Groans echoed across the metal desks as I passed out copies of the rubric. You would think that after months of Hemingway and Hawthorne, offering students a personal narrative unit would bring them to cheers. But every semester, students received the assignment like cold medicine.

“These are the worst!” they chimed. “Can’t we watch a movie instead?”

With any other assignment, I would’ve rolled my eyes. Thought that they were lazy. Insubordinate and dramatic. But this wasn’t a research paper on British poetry or a PowerPoint presentation on Transcendentalism.
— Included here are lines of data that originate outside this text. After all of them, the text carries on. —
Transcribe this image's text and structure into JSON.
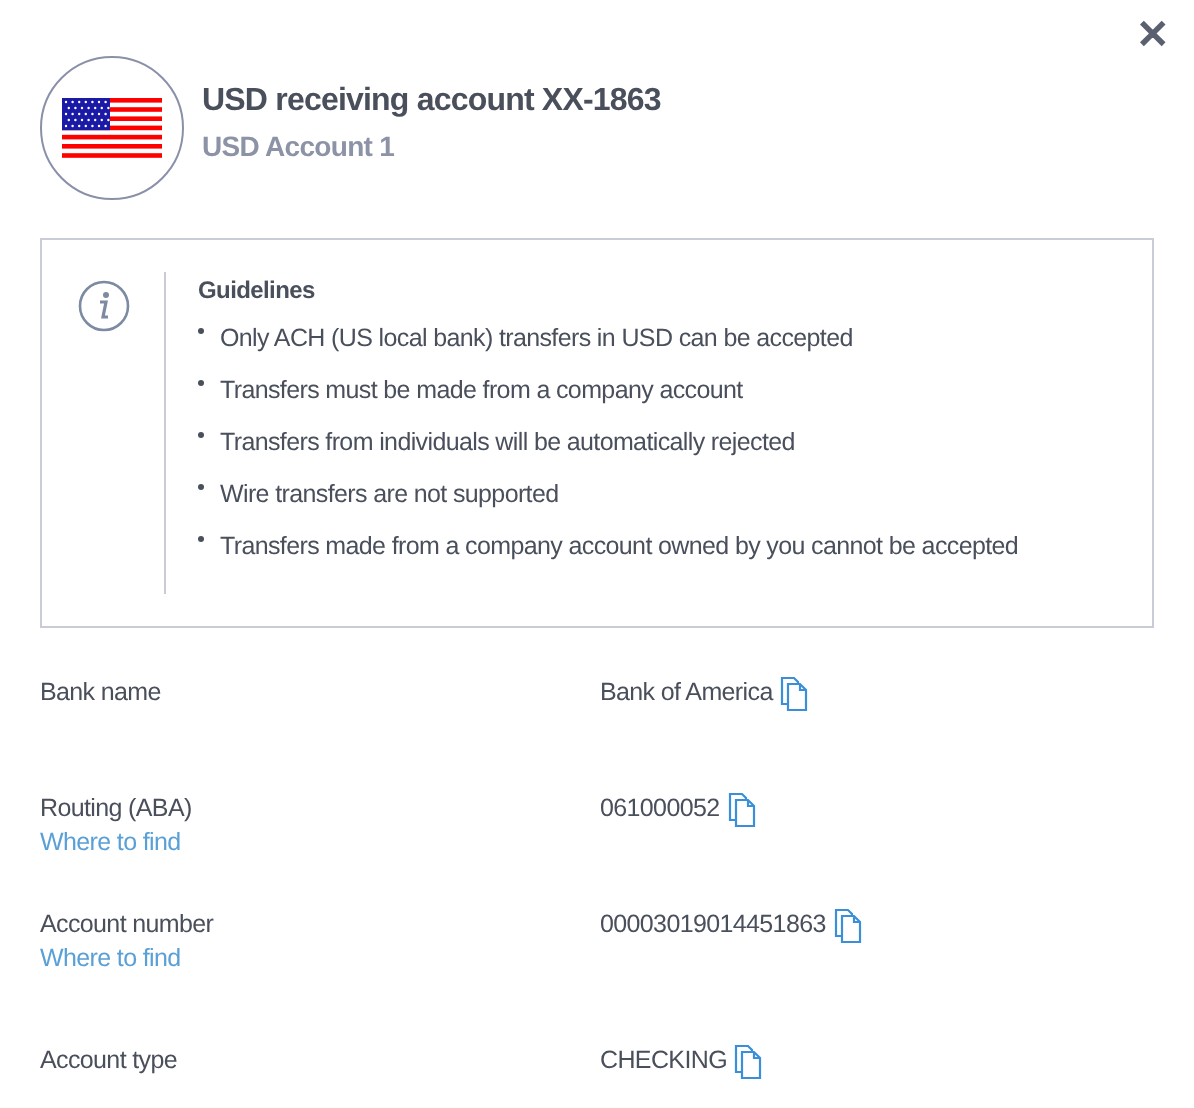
{
  "header": {
    "title": "USD receiving account XX-1863",
    "subtitle": "USD Account 1",
    "close": "✕"
  },
  "guidelines": {
    "title": "Guidelines",
    "items": [
      "Only ACH (US local bank) transfers in USD can be accepted",
      "Transfers must be made from a company account",
      "Transfers from individuals will be automatically rejected",
      "Wire transfers are not supported",
      "Transfers made from a company account owned by you cannot be accepted"
    ]
  },
  "details": [
    {
      "label": "Bank name",
      "value": "Bank of America"
    },
    {
      "label": "Routing (ABA)",
      "link": "Where to find",
      "value": "061000052"
    },
    {
      "label": "Account number",
      "link": "Where to find",
      "value": "00003019014451863"
    },
    {
      "label": "Account type",
      "value": "CHECKING"
    }
  ]
}
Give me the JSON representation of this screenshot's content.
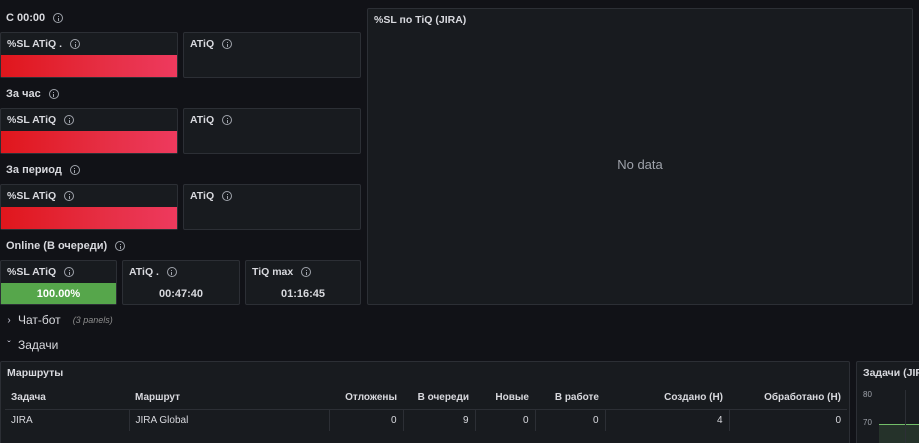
{
  "rows": {
    "since_midnight": "С 00:00",
    "per_hour": "За час",
    "per_period": "За период",
    "online": "Online (В очереди)"
  },
  "stats": {
    "sl_atiq_dot": "%SL ATiQ .",
    "sl_atiq": "%SL ATiQ",
    "atiq": "ATiQ",
    "atiq_dot": "ATiQ .",
    "tiq_max": "TiQ max",
    "online_sl_value": "100.00%",
    "online_atiq_value": "00:47:40",
    "online_tiq_max_value": "01:16:45",
    "online_sl_fraction": 1.0
  },
  "right_panel": {
    "title": "%SL по TiQ (JIRA)",
    "no_data": "No data"
  },
  "sections": {
    "chatbot": {
      "label": "Чат-бот",
      "hint": "(3 panels)"
    },
    "tasks": {
      "label": "Задачи"
    }
  },
  "routes_table": {
    "title": "Маршруты",
    "columns": [
      "Задача",
      "Маршрут",
      "Отложены",
      "В очереди",
      "Новые",
      "В работе",
      "Создано (Н)",
      "Обработано (Н)"
    ],
    "rows": [
      [
        "JIRA",
        "JIRA Global",
        "0",
        "9",
        "0",
        "0",
        "4",
        "0"
      ]
    ]
  },
  "tasks_chart": {
    "title": "Задачи (JIRA",
    "y_tick": "70",
    "y_tick_80": "80"
  },
  "colors": {
    "red_bar": "#e62f45",
    "green_bar": "#56a64b",
    "panel_bg": "#181b1f",
    "page_bg": "#111217"
  }
}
This was storytelling.

“I don’t get it.” I shook my head. “How is this worse than your essay on The Scarlet Letter?”

“Because,” they said simply, “I’ve got no story to tell.”

I laughed and said “Nonsense!” but they remained unconvinced. A teenager without cancer or natural disasters to speak of was boring.

It didn’t take long to realize that they thought a story was only a good story if it was outlandish. Traumatic. One with crazy plot twists and dramatic endings. But Connor McAlister was someone who took the lesson to heart even if he didn’t understand it.

He decided to write about his one-year anniversary with Breanna, a pretty brunette who sat on the opposite side of the classroom.

His story took place in a grocery store as he frantically paced throughout the aisles. Chocolates. Flowers. Should he get materials to bake her a cake? The majority of the narrative featured his anxiety, his worrisome over messing up this very, very important day.

Finally, he hands Breanna a basket of everything.

“And I realized, as she smiled, that it was enough.”

This was his ending line, and as he read it aloud, the class erupted in awws. “Connor!” they gushed. “I love your piece!”

He blushed and nodded his head, not wanting to say anything more. But he gave me permission to share his work with other classes because it was the perfect example.

It didn’t have galactic aliens, scheming magicians, and traumatic endings. There was no cancer or a shocking family secret. Rather, his piece was simple and honest. Enough heart to resonate with romantics but enough straightforwardness to keep it from being cliché.

The truth is, if you strip any story down, you’ll find bones of normalcy. It’s what you do with the bones that matter.

“This,” I told my students, “is great writing.”